The Leeds University researchers will develop new technologies in three different areas. The first is called Perch and Repair, where robots such as drones can perch on structures such as street lights and perform repairs.

The Perceive and Patch area of research is to develop a drone that can autonomously inspect, diagnose, repair and prevent potholes in roads.

The third area is called Fire and Forget, where researchers will develop robots that will inspect, repair, meter and report on live utility pipes.

Professor Phil Purnell, from the univeristy’s school of civil engineering, is leading the research team. He said: “We want to make Leeds the first city in the world to have zero disruption from street works.

“We can support infrastructure which can be entirely maintained by robots and make the disruption caused by the constant digging up the road in our cities a thing of the past.”

The university’s national facility for innovative robotic systems director Rob Richardson added: “Detecting faults and weaknesses early, and then quickly performing smart repairs is the key. 

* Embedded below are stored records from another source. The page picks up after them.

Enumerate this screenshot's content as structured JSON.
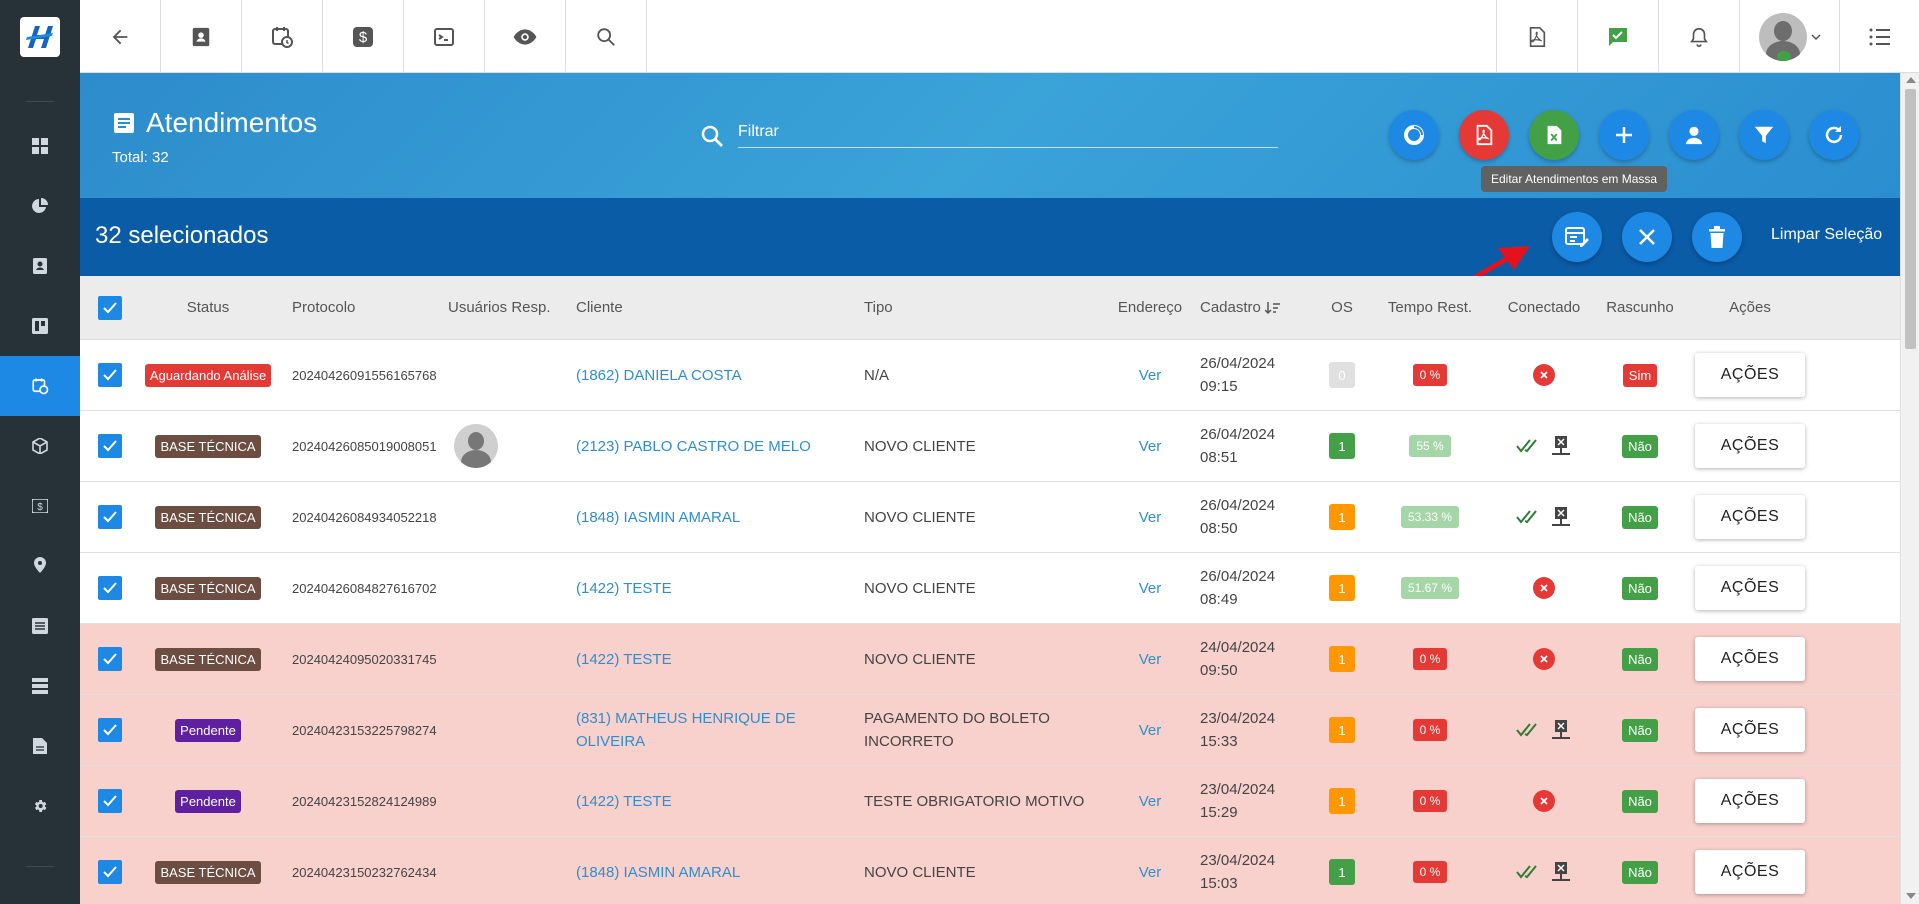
{
  "header": {
    "title": "Atendimentos",
    "total": "Total: 32",
    "filter_placeholder": "Filtrar",
    "tooltip": "Editar Atendimentos em Massa"
  },
  "selection": {
    "text": "32 selecionados",
    "clear": "Limpar Seleção"
  },
  "columns": [
    "Status",
    "Protocolo",
    "Usuários Resp.",
    "Cliente",
    "Tipo",
    "Endereço",
    "Cadastro",
    "OS",
    "Tempo Rest.",
    "Conectado",
    "Rascunho",
    "Ações"
  ],
  "rows": [
    {
      "status": "Aguardando Análise",
      "protocolo": "20240426091556165768",
      "cliente": "(1862) DANIELA COSTA",
      "tipo": "N/A",
      "endereco": "Ver",
      "data": "26/04/2024",
      "hora": "09:15",
      "os": "0",
      "tempo": "0 %",
      "rascunho": "Sim",
      "acoes": "AÇÕES"
    },
    {
      "status": "BASE TÉCNICA",
      "protocolo": "20240426085019008051",
      "cliente": "(2123) PABLO CASTRO DE MELO",
      "tipo": "NOVO CLIENTE",
      "endereco": "Ver",
      "data": "26/04/2024",
      "hora": "08:51",
      "os": "1",
      "tempo": "55 %",
      "rascunho": "Não",
      "acoes": "AÇÕES"
    },
    {
      "status": "BASE TÉCNICA",
      "protocolo": "20240426084934052218",
      "cliente": "(1848) IASMIN AMARAL",
      "tipo": "NOVO CLIENTE",
      "endereco": "Ver",
      "data": "26/04/2024",
      "hora": "08:50",
      "os": "1",
      "tempo": "53.33 %",
      "rascunho": "Não",
      "acoes": "AÇÕES"
    },
    {
      "status": "BASE TÉCNICA",
      "protocolo": "20240426084827616702",
      "cliente": "(1422) TESTE",
      "tipo": "NOVO CLIENTE",
      "endereco": "Ver",
      "data": "26/04/2024",
      "hora": "08:49",
      "os": "1",
      "tempo": "51.67 %",
      "rascunho": "Não",
      "acoes": "AÇÕES"
    },
    {
      "status": "BASE TÉCNICA",
      "protocolo": "20240424095020331745",
      "cliente": "(1422) TESTE",
      "tipo": "NOVO CLIENTE",
      "endereco": "Ver",
      "data": "24/04/2024",
      "hora": "09:50",
      "os": "1",
      "tempo": "0 %",
      "rascunho": "Não",
      "acoes": "AÇÕES"
    },
    {
      "status": "Pendente",
      "protocolo": "20240423153225798274",
      "cliente": "(831) MATHEUS HENRIQUE DE OLIVEIRA",
      "tipo": "PAGAMENTO DO BOLETO INCORRETO",
      "endereco": "Ver",
      "data": "23/04/2024",
      "hora": "15:33",
      "os": "1",
      "tempo": "0 %",
      "rascunho": "Não",
      "acoes": "AÇÕES"
    },
    {
      "status": "Pendente",
      "protocolo": "20240423152824124989",
      "cliente": "(1422) TESTE",
      "tipo": "TESTE OBRIGATORIO MOTIVO",
      "endereco": "Ver",
      "data": "23/04/2024",
      "hora": "15:29",
      "os": "1",
      "tempo": "0 %",
      "rascunho": "Não",
      "acoes": "AÇÕES"
    },
    {
      "status": "BASE TÉCNICA",
      "protocolo": "20240423150232762434",
      "cliente": "(1848) IASMIN AMARAL",
      "tipo": "NOVO CLIENTE",
      "endereco": "Ver",
      "data": "23/04/2024",
      "hora": "15:03",
      "os": "1",
      "tempo": "0 %",
      "rascunho": "Não",
      "acoes": "AÇÕES"
    }
  ]
}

“Our robots will undertake precision repairs and avoid the need for large construction vehicles in the heart of our cities. We will use the unique capabilities of our robotic facility to make new, more capable robots.”  

The robots and drones are to be tested around Leeds.

Other projects to win finding include a £3.9M project led by University of Sheffield that will develop solutions for problems of the UK’s aging water infrastructure through areas such as robotics and chemical engineering. Major water companies are collaborating in the project including Thames Water, Northumbrian Water, Scottish and Welsh Water.